Let 'x' represent the concentration of Ba2+.

|||||||||||||BaF2| Ba2+ | F-

Initial||||||||| - | 0 | 0.110 M

change|||| - | +x | +2x

Final|||||||||| - | x | 0.110 M + 2x

(Sorry if the columns in the above table don't line up properly.

The initial [F-] is 0.110 M because that is the [NaF])

Ksp = [Ba2+] * [F-]^2

1.80 * 10^-7 = x * (0.110 + 2x)^2

Since Ksp is small, assume x << 0.110 M (x is much smaller than 0.110 M)

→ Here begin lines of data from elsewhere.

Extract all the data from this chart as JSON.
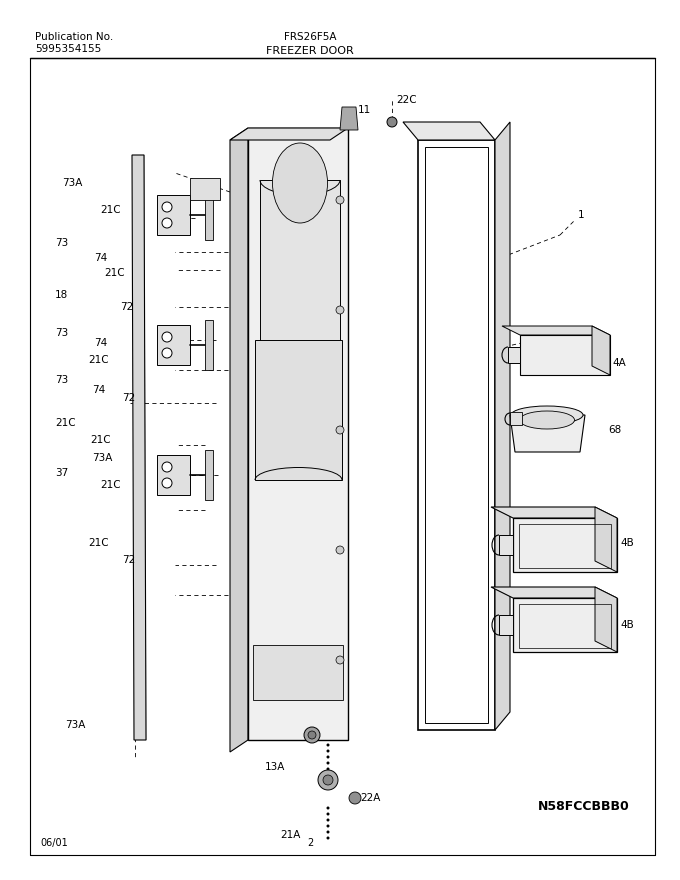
{
  "title_left1": "Publication No.",
  "title_left2": "5995354155",
  "title_center": "FRS26F5A",
  "section_title": "FREEZER DOOR",
  "bottom_left": "06/01",
  "bottom_center": "2",
  "bottom_right": "N58FCCBBB0",
  "bg_color": "#ffffff",
  "line_color": "#000000",
  "fig_width": 6.8,
  "fig_height": 8.8,
  "dpi": 100
}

Therefore (0.110 + 2x) equals approximately 0.110

So,

1.80 * 10^-7 = x * (0.110)^2

solve

x = 1.488 * 10^-5 M = [Ba2+]

To check the approximation:

1.80 * 10^-7 = x * (0.110 + 2x)^2 (from above)

Left side = 1.80 * 10^-7

Right side = x * (0.110 + 2x)^2

Right side = 1.488 * 10^-5 * (0.110 + 2*1.488 * 10^-5)^2

Right side = 1.80 * 10^ -7

So Left side = Right side

This means it is a good approximation.

Back to the problem:

moles of Ba2+ = [Ba2+] * Volume

moles of Ba2+ = 1.488 * 10^-5 mol/L * 0.488 L

moles of Ba2+ = 7.260 * 10^-6 mol

For every mol of Ba2+, there is 1 mol of BaF2, so

moles of BaF2 = moles of Ba2+

moles of BaF2 = 7.260 * 10^-6 mol

mass of BaF2 = moles of BaF2 * molar mass of BaF2

mass of BaF2 = 7.260 * 10^-6 mol * 175.4 g/mol

mass of BaF2 = 1.27 * 10^-3 g

Therefore 1.27 * 10^-3 g of BaF2 will dissolve.